She had to be stopped.
Barric settled down next to his meagre campfire, a short walk from the village. There was no time to bury the dead villagers but he could not bring himself to leave them at the mercy of the night's scavengers. After taking the corpses he could find into the hut with the women and children, he closed the door gently, bowed his head for a moment in farewell and touched his candle to the thatched roof.
Now he rested for a short while to eat some food taken from the village and gather his strength before another dangerous pursuit through the night. The stories of demons and risen corpses attacking people were getting more frequent now and fewer people were scoffing at them than before. He was once one of those people, but quickly learned the hard way that the threat from demons was far from a tale to scare children when they came without warning and slaughtered nearly his whole village.
Still a few winters away from forty, Barric had aged more since he started his journey than in the last five seasons. The lines on his weathered forehead were getting deeper and his eyes were showing the signs of his recent lack of sleep. His once tidy and proud appearance was now marred by his time travelling and the urgency of his self imposed quest.

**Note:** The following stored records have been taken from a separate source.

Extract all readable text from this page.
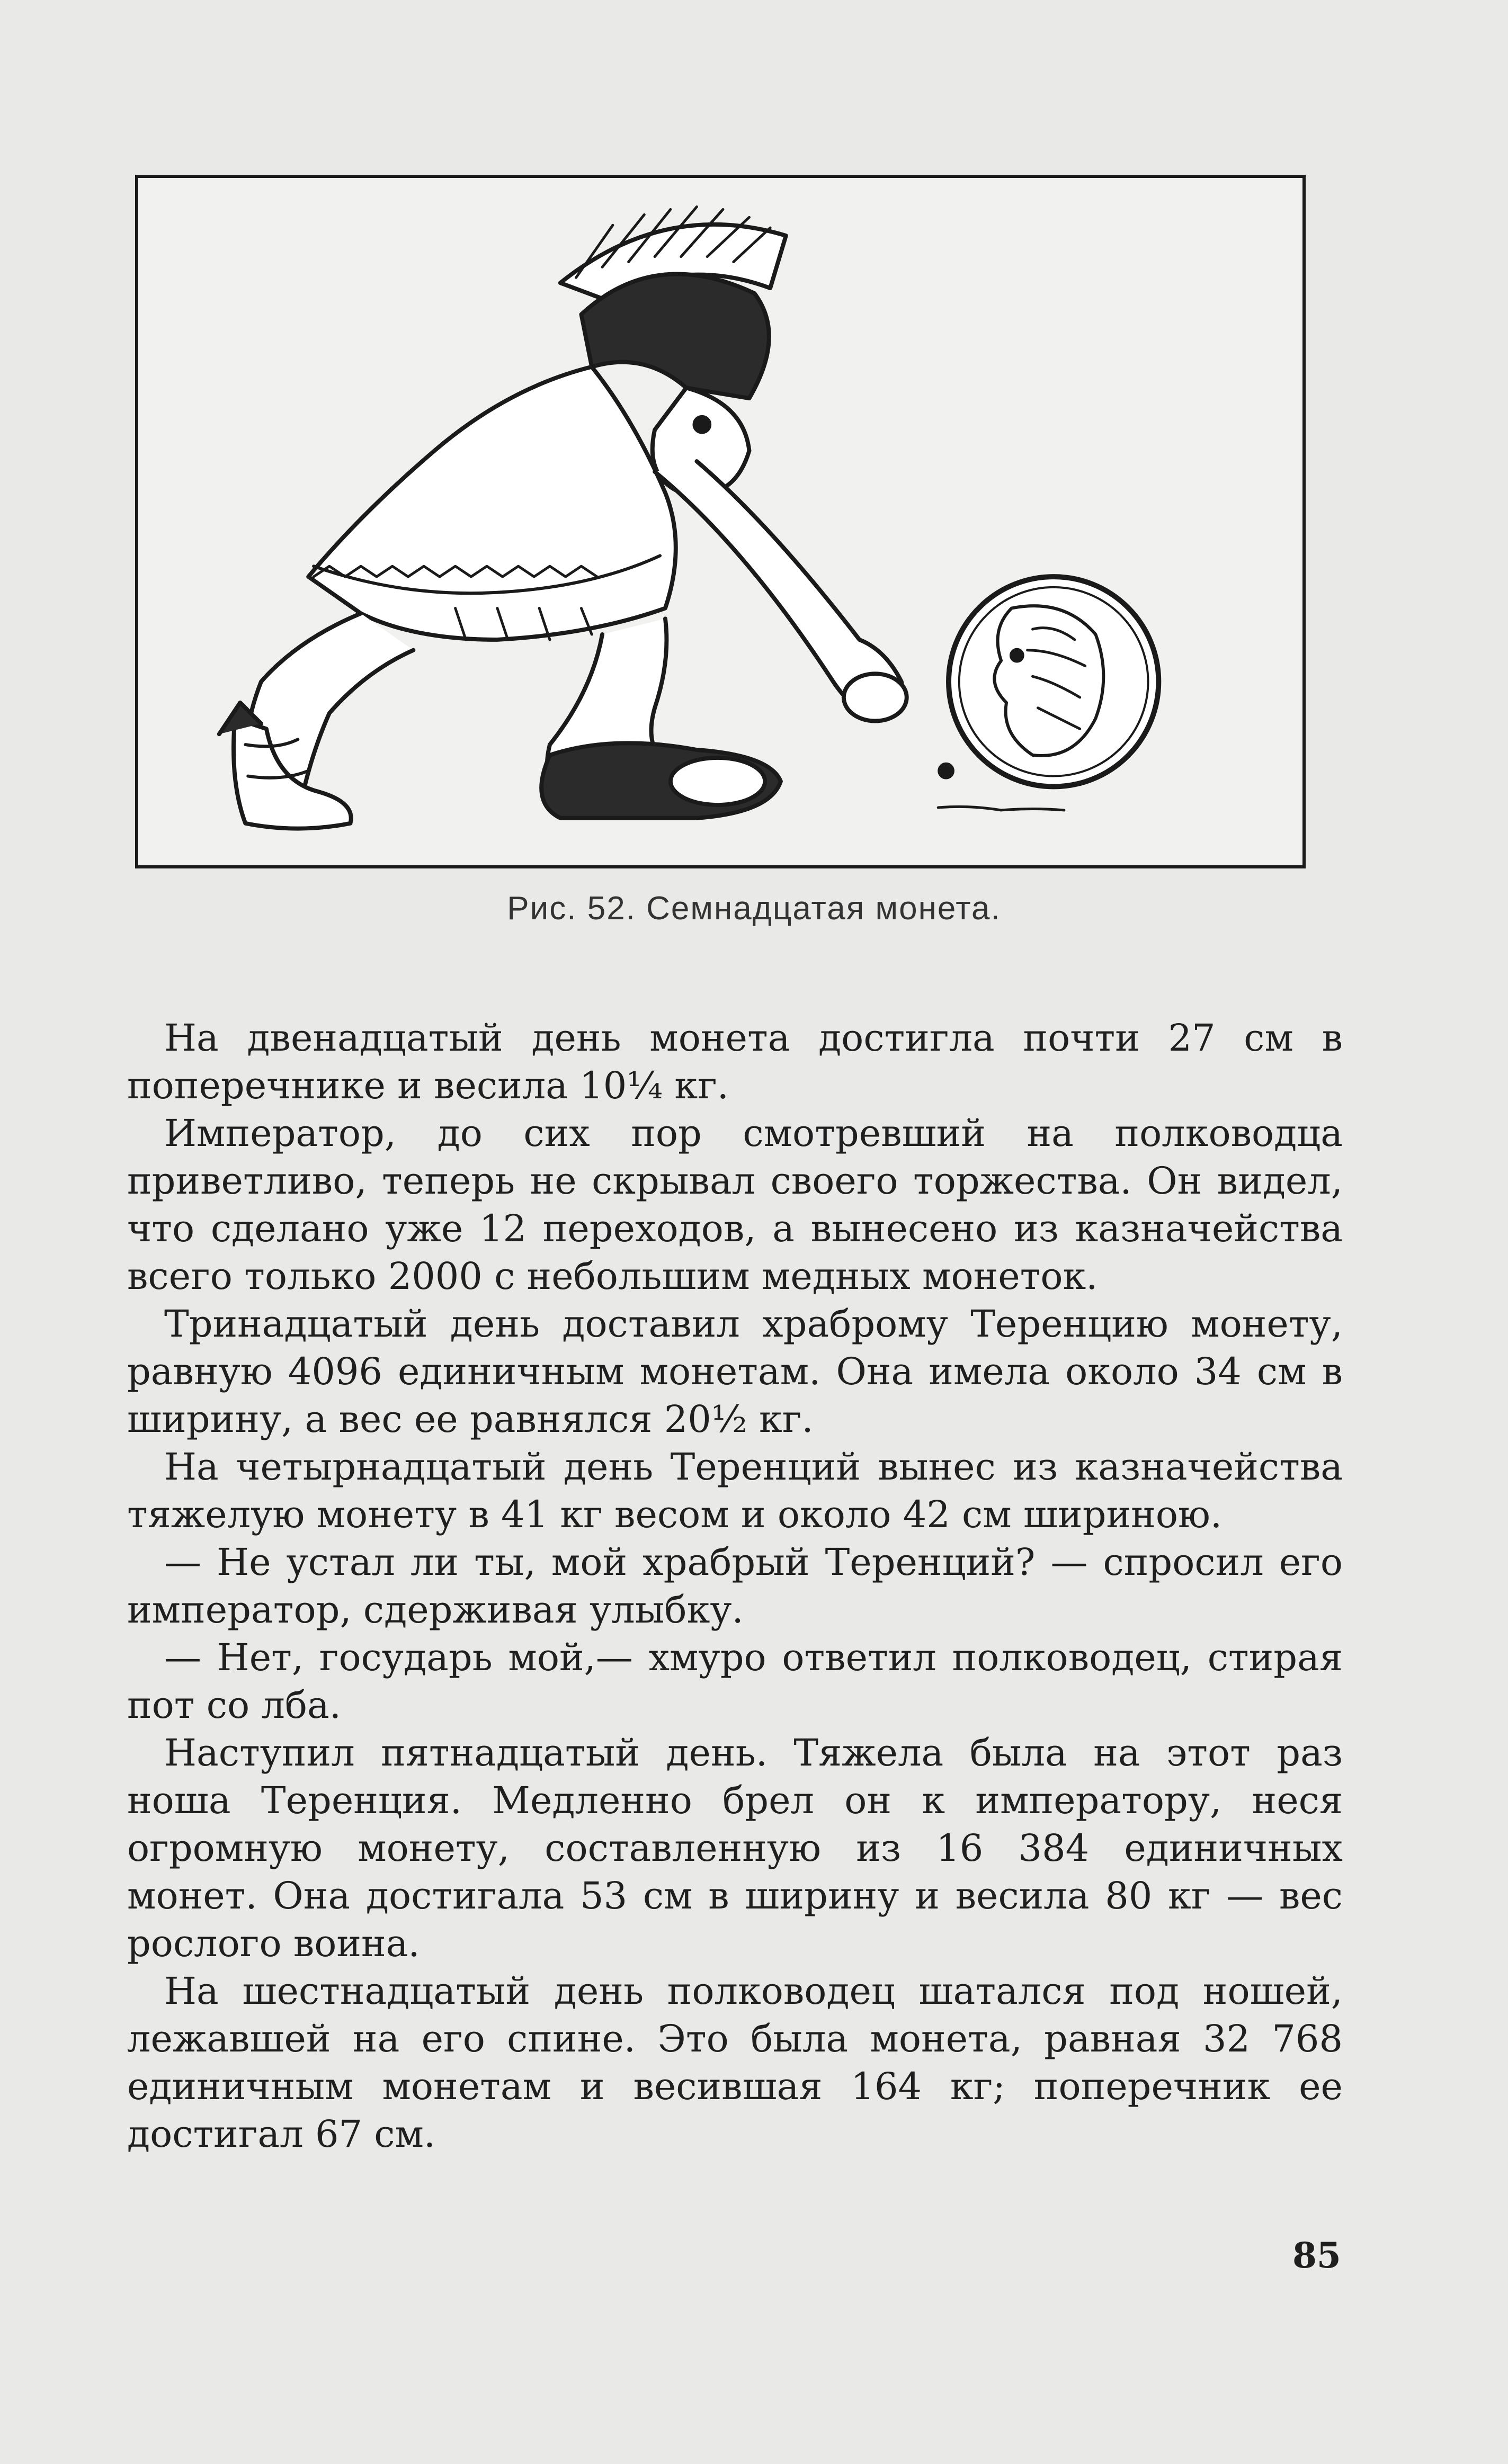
Рис. 52. Семнадцатая монета.

На двенадцатый день монета достигла почти 27 см в поперечнике и весила 10¼ кг.

Император, до сих пор смотревший на полководца приветливо, теперь не скрывал своего торжества. Он видел, что сделано уже 12 переходов, а вынесено из казначейства всего только 2000 с небольшим медных монеток.

Тринадцатый день доставил храброму Теренцию монету, равную 4096 единичным монетам. Она имела около 34 см в ширину, а вес ее равнялся 20½ кг.

На четырнадцатый день Теренций вынес из казначейства тяжелую монету в 41 кг весом и около 42 см шириною.

— Не устал ли ты, мой храбрый Теренций? — спросил его император, сдерживая улыбку.

— Нет, государь мой,— хмуро ответил полководец, стирая пот со лба.

Наступил пятнадцатый день. Тяжела была на этот раз ноша Теренция. Медленно брел он к императору, неся огромную монету, составленную из 16 384 единичных монет. Она достигала 53 см в ширину и весила 80 кг — вес рослого воина.

На шестнадцатый день полководец шатался под ношей, лежавшей на его спине. Это была монета, равная 32 768 единичным монетам и весившая 164 кг; поперечник ее достигал 67 см.

85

Finishing the few scraps of food he could stomach, Barric tossed the remains of the small rabbit carcass away and tucked his eating dagger into his belt. He took his sword out and started to clean and sharpen the blade. The weapon was old and worn, and there were few occasions in his lifetime where he had used it for more than threatening bandits. It was now a habit for him to take it out and maintain the blade when he started to get lost in his thoughts.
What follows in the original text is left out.